In the Fetch Google bot, the URL without hash fragment is not crawled, on explicitly placing the URL with #! gets the Ajax content.

Example:

http://www.example.com/ajax.html is not crawling the ajax content.

where in, http://www.example.com/ajax.html#!ajax1 crawls the content.

How do we confirm the Ajax crawling is successful?

i)  http://www.example.com/ajax.html  => has < a href="#!ajax1"/> when Google crawler actually crawls this page, will it identify this
    hash fragment , encode the URL and place a request??

ii) Should the html snapshot be the same as the one user sees on the browser?? For Google crawler, what matters is the Ajax content not how the content is placed on the html page??

Any help will be appreciated.
Re: AJAX Crawling working with hash but not meta tag markthesnowman 3/26/11 2:53 AM
tmoyer, webado,

Thanks for posting your comments about "Fetch as GoogleBot" ignoring the metatag.  I can confirm that this also happens for me.  The "Fetch as GoogleBot" is working well for the pages with #! fragments but not for the home page with the metatag. (it seems to simply ignore the metatag).

I did I test where I incorporated  the <meta name="fragment" content="!"> into a page; used  "Fetch as GoogleBot and then wrote the expected query string using a php command: <h2><?php echo "Values in Query string are".$_SERVER['QUERY_STRING']; ?></h2>.  The value of $_SERVER['QUERY_STRING] was null.

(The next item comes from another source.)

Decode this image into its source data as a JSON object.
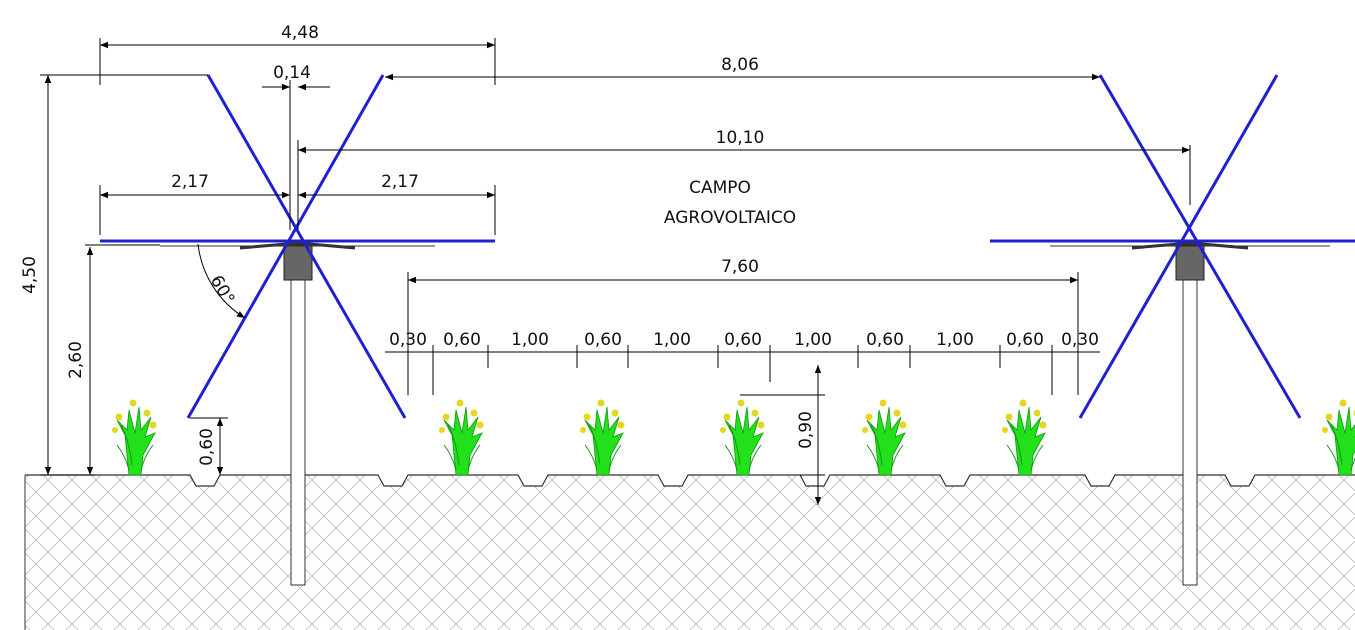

The "Fetch as GoogleBot" inconsistency between the #! pages and the metatag pages is a bit inconsistent. Hopefully, this feature can be incorporated such that "Fetch as GoogleBot" works for the metatag pages but in the interim a note regarding this limitation would be appreciated.

Thanks
Re: AJAX Crawling working with hash but not meta tag JohnMu 3/26/11 4:00 AM
Hi Mark

As I mentioned above,  the Fetch as Googlebot feature was purposely designed to show the data in the raw format, so that you can diagnose issues that come directly from those requests. By using a meta-tag on your pages, the "real Googlebot" would also have to fetch it normally first, and afterwards fetch the #!-version. This is similar to redirects, where we'd fetch the original URL first, see the redirect, and then fetch the final URL (Fetch as Googlebot also shows the redirecting page, not the final one). 

That said, I'm happy to pass your feedback on to the team here, perhaps there's a way we could optionally do both :-).

Cheers
John
Re: AJAX Crawling working with hash but not meta tag webado 3/26/11 4:03 AM
Wait, that's a fragment appended to the REQUEST_URI, not a query string. I don't believe php will return fragments with the REQUEST_URI server variable. Javascript only can get it.
 
However if your fragment is handled internally  by url rewriting to url with  a query string, then you will get that  with the QUERY_STRING server variable.